Pustaka
Bahasa Indonesia
Bab
Pengaturan

BAB 7

Keempat wanita cantik itu sedang berkumpul di sebuah markas utama dimana seluruh para agen berkumpul untuk mengadakan rapat besar-besaran. Hanya saja, kali ini hanya ada Anthea, Samantha, Frysca dan Vanya.

"Kapan kau ke Indonesia?" Frysca membuka suaranya sambil menatap Vanya santai. Wanita itu sudah lebih banyak bicara saat ini daripada yang dulu.
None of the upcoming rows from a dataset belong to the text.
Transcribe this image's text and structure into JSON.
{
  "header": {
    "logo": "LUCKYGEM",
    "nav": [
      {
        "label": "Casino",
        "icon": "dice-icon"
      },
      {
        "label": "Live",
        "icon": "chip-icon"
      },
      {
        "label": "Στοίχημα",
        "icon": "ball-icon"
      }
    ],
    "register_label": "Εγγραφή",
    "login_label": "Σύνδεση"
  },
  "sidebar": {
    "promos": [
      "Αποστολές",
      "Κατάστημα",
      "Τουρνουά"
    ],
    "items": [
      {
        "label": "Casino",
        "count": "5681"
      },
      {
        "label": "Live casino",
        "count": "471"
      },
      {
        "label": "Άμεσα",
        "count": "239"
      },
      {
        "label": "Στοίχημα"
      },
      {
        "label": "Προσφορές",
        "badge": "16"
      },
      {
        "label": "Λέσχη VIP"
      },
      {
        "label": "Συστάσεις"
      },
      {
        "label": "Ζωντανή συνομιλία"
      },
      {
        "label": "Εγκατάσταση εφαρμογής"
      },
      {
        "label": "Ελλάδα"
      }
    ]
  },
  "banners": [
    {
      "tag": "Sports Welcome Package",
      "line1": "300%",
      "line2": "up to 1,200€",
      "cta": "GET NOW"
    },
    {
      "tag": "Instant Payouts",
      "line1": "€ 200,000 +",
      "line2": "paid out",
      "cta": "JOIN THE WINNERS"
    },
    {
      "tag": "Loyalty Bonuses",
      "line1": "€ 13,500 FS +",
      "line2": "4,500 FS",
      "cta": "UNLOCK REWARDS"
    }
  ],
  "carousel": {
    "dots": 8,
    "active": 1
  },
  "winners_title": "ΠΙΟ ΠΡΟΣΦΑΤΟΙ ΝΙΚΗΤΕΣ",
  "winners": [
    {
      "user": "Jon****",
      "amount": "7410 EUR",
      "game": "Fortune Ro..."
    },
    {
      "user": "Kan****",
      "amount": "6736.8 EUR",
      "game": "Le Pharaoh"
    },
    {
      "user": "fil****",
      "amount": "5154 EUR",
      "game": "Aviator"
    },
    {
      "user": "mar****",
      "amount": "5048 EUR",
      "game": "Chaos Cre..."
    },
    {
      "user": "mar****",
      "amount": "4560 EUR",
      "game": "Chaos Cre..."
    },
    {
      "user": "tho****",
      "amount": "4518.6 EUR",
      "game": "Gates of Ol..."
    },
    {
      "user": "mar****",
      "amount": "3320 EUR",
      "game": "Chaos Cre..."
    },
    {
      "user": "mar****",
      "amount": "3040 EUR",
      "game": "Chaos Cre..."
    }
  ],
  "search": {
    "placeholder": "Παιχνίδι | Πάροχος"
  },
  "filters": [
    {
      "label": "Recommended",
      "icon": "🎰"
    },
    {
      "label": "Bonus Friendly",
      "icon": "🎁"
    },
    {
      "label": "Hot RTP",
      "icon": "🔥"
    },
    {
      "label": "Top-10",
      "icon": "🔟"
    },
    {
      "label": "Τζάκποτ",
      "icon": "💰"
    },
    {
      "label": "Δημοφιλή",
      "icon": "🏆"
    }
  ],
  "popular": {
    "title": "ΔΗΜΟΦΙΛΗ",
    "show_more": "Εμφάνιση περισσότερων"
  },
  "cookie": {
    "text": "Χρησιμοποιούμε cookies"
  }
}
Vanya mengambil minuman soda dalam freezer empat kaleng lalu membaginya satu persatu. "Minggu depan." Kali ini dia membuka soda dan menenggaknya sedikit demi sedikit.

"Kau hamil dan minum soda? Hell, Vanya. Aku mengatakannya pada Avel," tegur Frysca sambil mengeluarkan ponsel pintarnya, namun suara Vanya lebih dulu menahan gerakannya.

"Coba saja. Kau akan mati sebelum itu terjadi." Kali ini Vanya memilih untuk menatap rekan sekaligus temannya itu serius. "F, bukankah kau yang memburu Dennovan beberapa bulan lalu?"

Frysca mengangguk samar. "Ya, tapi kami tidak pernah menemukannya. Ada apa? Ini yang ingin kau katakan? Mengajakku bertemu?" tanyanya sambil menatap Vanya datar.

"Apa kau mendengar tentang The Invisible Hand?" seru Anthea tiba-tiba membuat suasana menjadi hening seketika. Anthea bukan orang yang suka berbasa-basi. Itu tidak akan ada gunanya, menurutnya.

"Bagaimana kau bisa tahu?" tanya Frysca dengan mata terbelalak lebar. "Aku yakin tidak banyak yang tahu soal ini selain aku dan team. Bahkan, kami juga belum memberitahu Jenderal soal ini."

Samantha menggeleng pasti. "Jenderal tidak mungkin tidak tahu tentang pergerakan Invisible Hand. Ingat, dia yang bisa mengatur dan mengetahui segalanya. Mungkin dia tahu siapa dibalik ini semua. Kita hanyalah pion sang Jenderal."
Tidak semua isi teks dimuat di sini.